The Russians’ new glide-bomb is big. Really big. And not for no reason: a bigger bomb doesn’t need to be so accurate.
The FAB-1500M-54 bomb, fitted with a Universal Gliding and Correction Module—basically, satellite guidance and pop-out wings—weighs 1,500 kilograms. 3,300 pounds.
That’s big.

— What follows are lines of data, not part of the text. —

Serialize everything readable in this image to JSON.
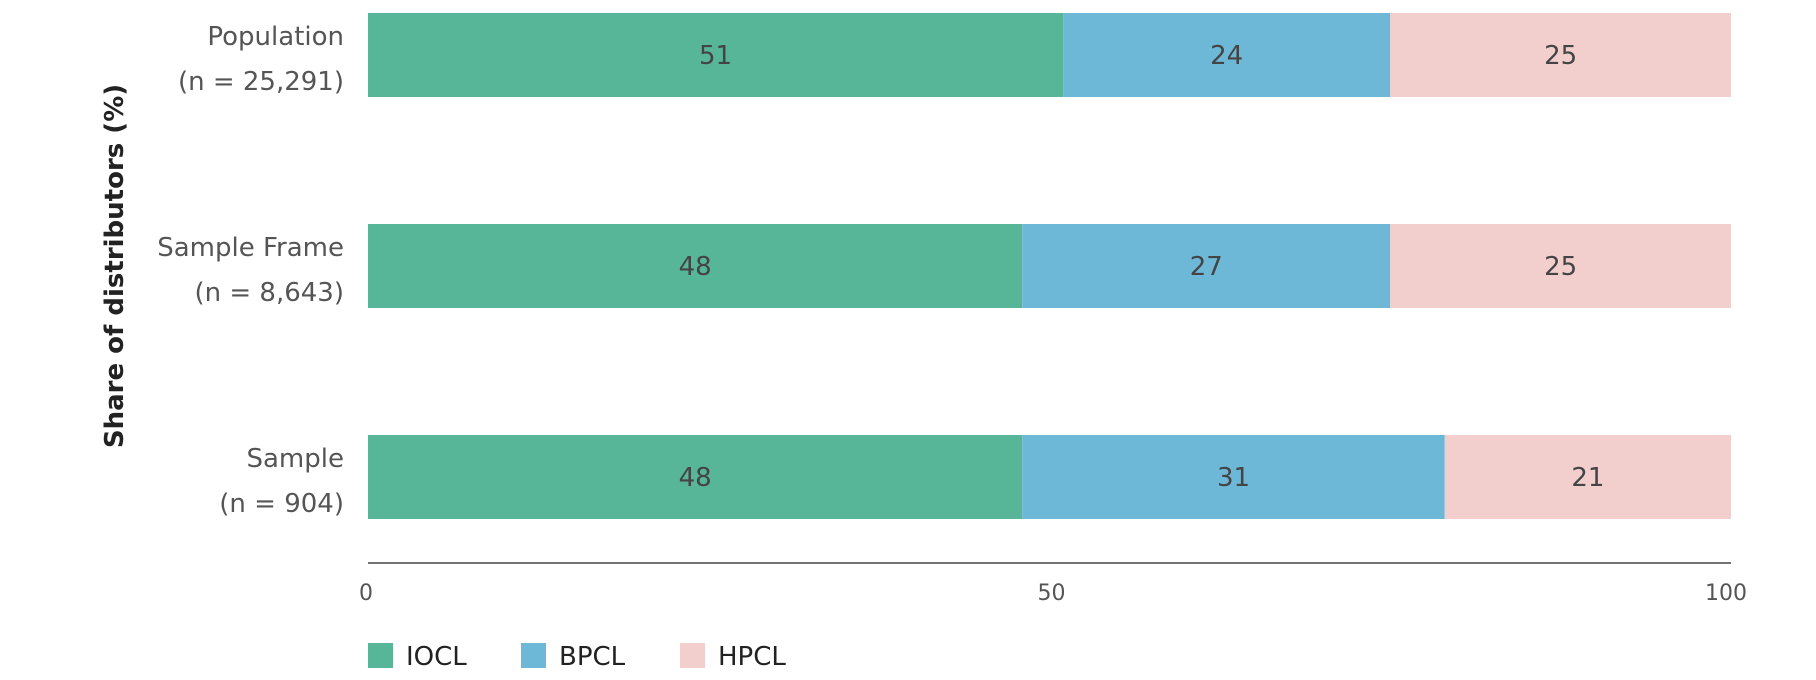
{
  "chart_data": {
    "type": "bar",
    "orientation": "horizontal",
    "stacked": true,
    "ylabel": "Share of distributors (%)",
    "xlim": [
      0,
      100
    ],
    "x_ticks": [
      "0",
      "50",
      "100"
    ],
    "grid": false,
    "legend_position": "bottom-left",
    "categories": [
      {
        "line1": "Population",
        "line2": "(n = 25,291)"
      },
      {
        "line1": "Sample Frame",
        "line2": "(n = 8,643)"
      },
      {
        "line1": "Sample",
        "line2": "(n = 904)"
      }
    ],
    "series": [
      {
        "name": "IOCL",
        "color": "#57b697",
        "values": [
          51,
          48,
          48
        ]
      },
      {
        "name": "BPCL",
        "color": "#6db8d7",
        "values": [
          24,
          27,
          31
        ]
      },
      {
        "name": "HPCL",
        "color": "#f2cfcd",
        "values": [
          25,
          25,
          21
        ]
      }
    ]
  }
}
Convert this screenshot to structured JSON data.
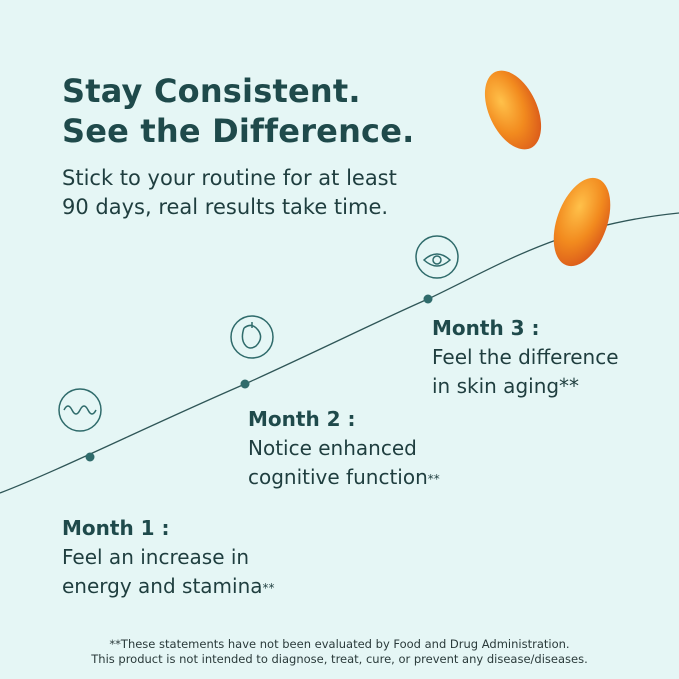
{
  "header": {
    "title": [
      "Stay Consistent.",
      "See the Difference."
    ],
    "subtitle": [
      "Stick to your routine for at least",
      "90 days, real results take time."
    ]
  },
  "milestones": [
    {
      "label": "Month 1 :",
      "lines": [
        "Feel an increase in",
        "energy and stamina"
      ],
      "note": "**"
    },
    {
      "label": "Month 2 :",
      "lines": [
        "Notice enhanced",
        "cognitive function"
      ],
      "note": "**"
    },
    {
      "label": "Month 3 :",
      "lines": [
        "Feel the difference",
        "in skin aging**"
      ]
    }
  ],
  "footer": [
    "**These statements have not been evaluated by Food and Drug Administration.",
    "This product is not intended to diagnose, treat, cure, or prevent any disease/diseases."
  ]
}
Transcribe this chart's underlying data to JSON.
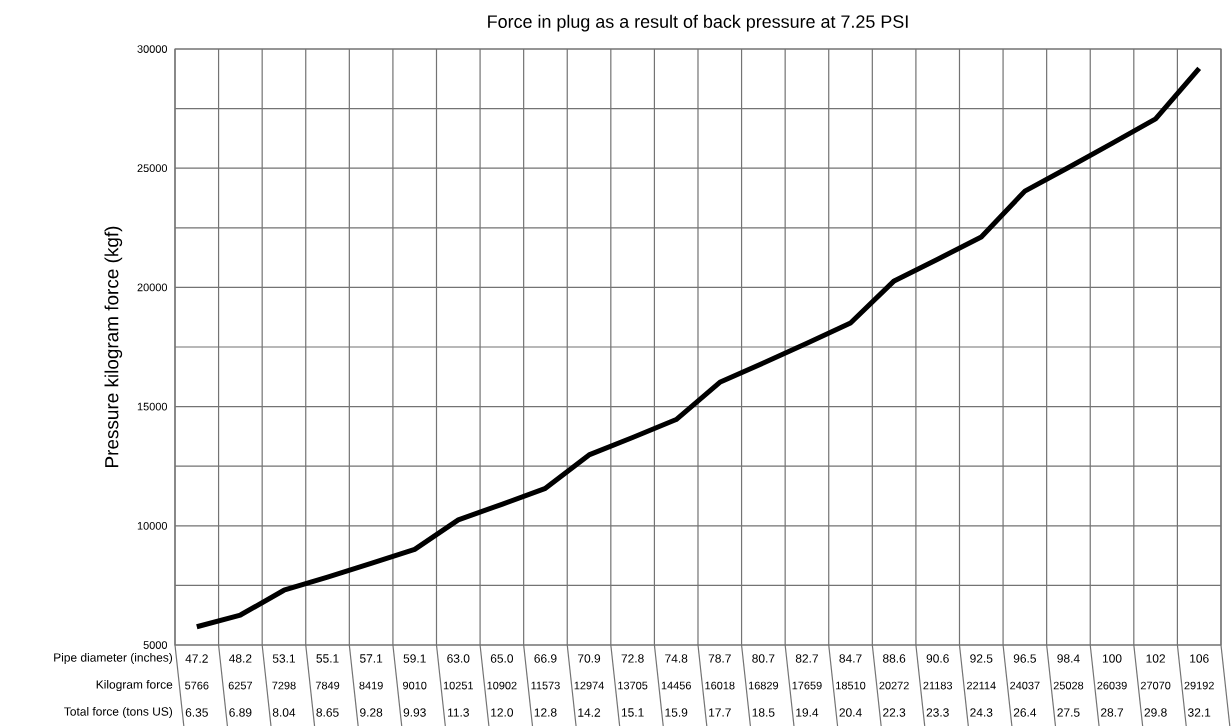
{
  "chart_data": {
    "type": "line",
    "title": "Force in plug as a result of back pressure at 7.25 PSI",
    "xlabel": "Pipe diameter (inches)",
    "ylabel": "Pressure kilogram force (kgf)",
    "categories": [
      "47.2",
      "48.2",
      "53.1",
      "55.1",
      "57.1",
      "59.1",
      "63.0",
      "65.0",
      "66.9",
      "70.9",
      "72.8",
      "74.8",
      "78.7",
      "80.7",
      "82.7",
      "84.7",
      "88.6",
      "90.6",
      "92.5",
      "96.5",
      "98.4",
      "100",
      "102",
      "106"
    ],
    "series": [
      {
        "name": "Kilogram force",
        "color": "#000000",
        "values": [
          5766,
          6257,
          7298,
          7849,
          8419,
          9010,
          10251,
          10902,
          11573,
          12974,
          13705,
          14456,
          16018,
          16829,
          17659,
          18510,
          20272,
          21183,
          22114,
          24037,
          25028,
          26039,
          27070,
          29192
        ]
      }
    ],
    "data_labels": true,
    "ylim": [
      5000,
      30000
    ],
    "yticks": [
      5000,
      {
        "value": 7500,
        "label": null
      },
      10000,
      {
        "value": 12500,
        "label": null
      },
      15000,
      {
        "value": 17500,
        "label": null
      },
      20000,
      {
        "value": 22500,
        "label": null
      },
      25000,
      {
        "value": 27500,
        "label": null
      },
      30000
    ],
    "grid": true,
    "annotations": [
      "Total force (tons US)",
      "6.35",
      "6.89",
      "8.04",
      "8.65",
      "9.28",
      "9.93",
      "11.3",
      "12.0",
      "12.8",
      "14.2",
      "15.1",
      "15.9",
      "17.7",
      "18.5",
      "19.4",
      "20.4",
      "22.3",
      "23.3",
      "24.3",
      "26.4",
      "27.5",
      "28.7",
      "29.8",
      "32.1"
    ]
  }
}
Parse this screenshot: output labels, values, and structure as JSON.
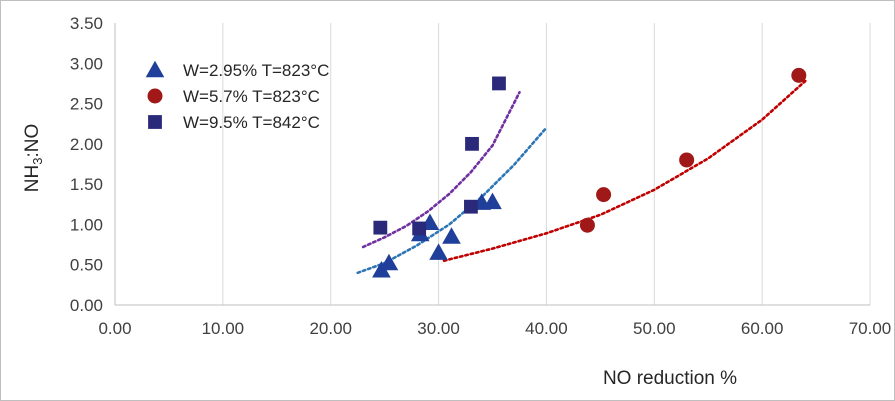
{
  "chart_data": {
    "type": "scatter",
    "xlabel": "NO reduction %",
    "ylabel_main": "NH",
    "ylabel_sub": "3",
    "ylabel_tail": ":NO",
    "xlim": [
      0,
      70
    ],
    "ylim": [
      0,
      3.5
    ],
    "x_ticks": [
      "0.00",
      "10.00",
      "20.00",
      "30.00",
      "40.00",
      "50.00",
      "60.00",
      "70.00"
    ],
    "y_ticks": [
      "0.00",
      "0.50",
      "1.00",
      "1.50",
      "2.00",
      "2.50",
      "3.00",
      "3.50"
    ],
    "grid": "vertical",
    "legend_position": "top-left",
    "series": [
      {
        "name": "W=2.95%  T=823°C",
        "marker": "triangle",
        "color": "#1f3f9a",
        "trend_color": "#2e75b6",
        "x": [
          24.7,
          25.4,
          28.3,
          29.2,
          30.0,
          31.2,
          34.0,
          35.0
        ],
        "y": [
          0.43,
          0.52,
          0.88,
          1.02,
          0.65,
          0.85,
          1.27,
          1.28
        ],
        "trend": [
          [
            22.5,
            0.4
          ],
          [
            25,
            0.52
          ],
          [
            28,
            0.74
          ],
          [
            31,
            1.0
          ],
          [
            34,
            1.34
          ],
          [
            37,
            1.74
          ],
          [
            40,
            2.2
          ]
        ]
      },
      {
        "name": "W=5.7%  T=823°C",
        "marker": "circle",
        "color": "#a01818",
        "trend_color": "#c00000",
        "x": [
          43.8,
          45.3,
          53.0,
          63.4
        ],
        "y": [
          0.99,
          1.37,
          1.8,
          2.85
        ],
        "trend": [
          [
            30.5,
            0.55
          ],
          [
            35,
            0.7
          ],
          [
            40,
            0.89
          ],
          [
            45,
            1.12
          ],
          [
            50,
            1.43
          ],
          [
            55,
            1.82
          ],
          [
            60,
            2.3
          ],
          [
            64,
            2.78
          ]
        ]
      },
      {
        "name": "W=9.5%  T=842°C",
        "marker": "square",
        "color": "#2b2a7a",
        "trend_color": "#7030a0",
        "x": [
          24.6,
          28.2,
          33.0,
          33.1,
          35.6
        ],
        "y": [
          0.96,
          0.95,
          1.22,
          2.0,
          2.75
        ],
        "trend": [
          [
            23.0,
            0.72
          ],
          [
            25,
            0.84
          ],
          [
            27,
            0.98
          ],
          [
            29,
            1.16
          ],
          [
            31,
            1.38
          ],
          [
            33,
            1.65
          ],
          [
            35,
            1.98
          ],
          [
            37.5,
            2.64
          ]
        ]
      }
    ]
  }
}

For comparison, Ukraine’s own glide-bombs—American-made Joint Direct Attack Munitions-Extended Range—weigh just 500 pounds.
Fighterbomber, a popular Russian Telegram channel, revealed the new, bigger glide-bomb on Tuesday. “By no means small,” is how the channel described the munition.
JDAM-ERs weigh just 500 pounds because a 500-pound bomb with a couple of hundred pounds of explosives is perfectly adequate to obliterate a basement strongpoint, warehouse, bridge span or some other hard target—that is, given the five-yard accuracy of the GPS-guided American-made bomb.
Fighterbomber claims the new FAB-1500M-54-UGCM is accurate to 15 yards. “We consider these numbers to be exaggerated,” the independent Conflict Intelligence Team stated.
CIT might be right. Russia’s glide-bombs rely on Russia’s rickety GLONASS satellite constellation, which is a generation less sophisticated than the American GPS constellation is.
Hence the bigger bomb, with up to 1,500 pounds of explosives.
To be clear, Russia already had a 3,300-pound glide-bomb: the older UPAB-1500 with built-in wings. But the UPAB-1500 is expensive. The FAB-1500M-54-UGCM combines an existing bomb with a simple guidance kit and equally simple bolt-on wings.
The UPAB-1500 is a boutique munition. The FAB-1500M-54-UGCM is for mass-consumption, according to Fighterbomber. “I think within a month, the industry will arrange their production for the estimated volumes—and they will fly as UMPCs of more modest calibers [do].” Dozens a day across the 600-mile front in Ukraine.
Actually designing such a big glide-bomb took some effort. The FAB-1500 glide-bomb needs a more robust wing kit than do the smaller FAB-250 and FAB-500 glide-bombs—as Fighterbomber pointed out.
And using the huge bomb in combat takes some work, too. The munition is bulky—so much so that a Sukhoi Su-34 can haul just two at a time.
And a favorite tactic of crews dropping glide-bombs—lofting them from a high, fast climb in order to give the munitions a big ballistic arc and extend their range—might require tweaking. A Sukhoi crew may need to pile on the thrust to toss a FAB-1500M-54-UGCM out to its theoretical maximum range of 25 miles or so.
Don’t underestimate Russia’s huge glide-bombs. They might not be as elegant and accurate as Ukraine’s smaller glide-bombs. But with their heavier explosive fill, they are “one of the biggest fears” among Ukrainian troops, according to Ukrainian soldier Olexandr Solon’ko.
“The Russians use them extensively,” Solon’ko wrote. “I can’t speak to their accuracy, but the weaponry is powerful.”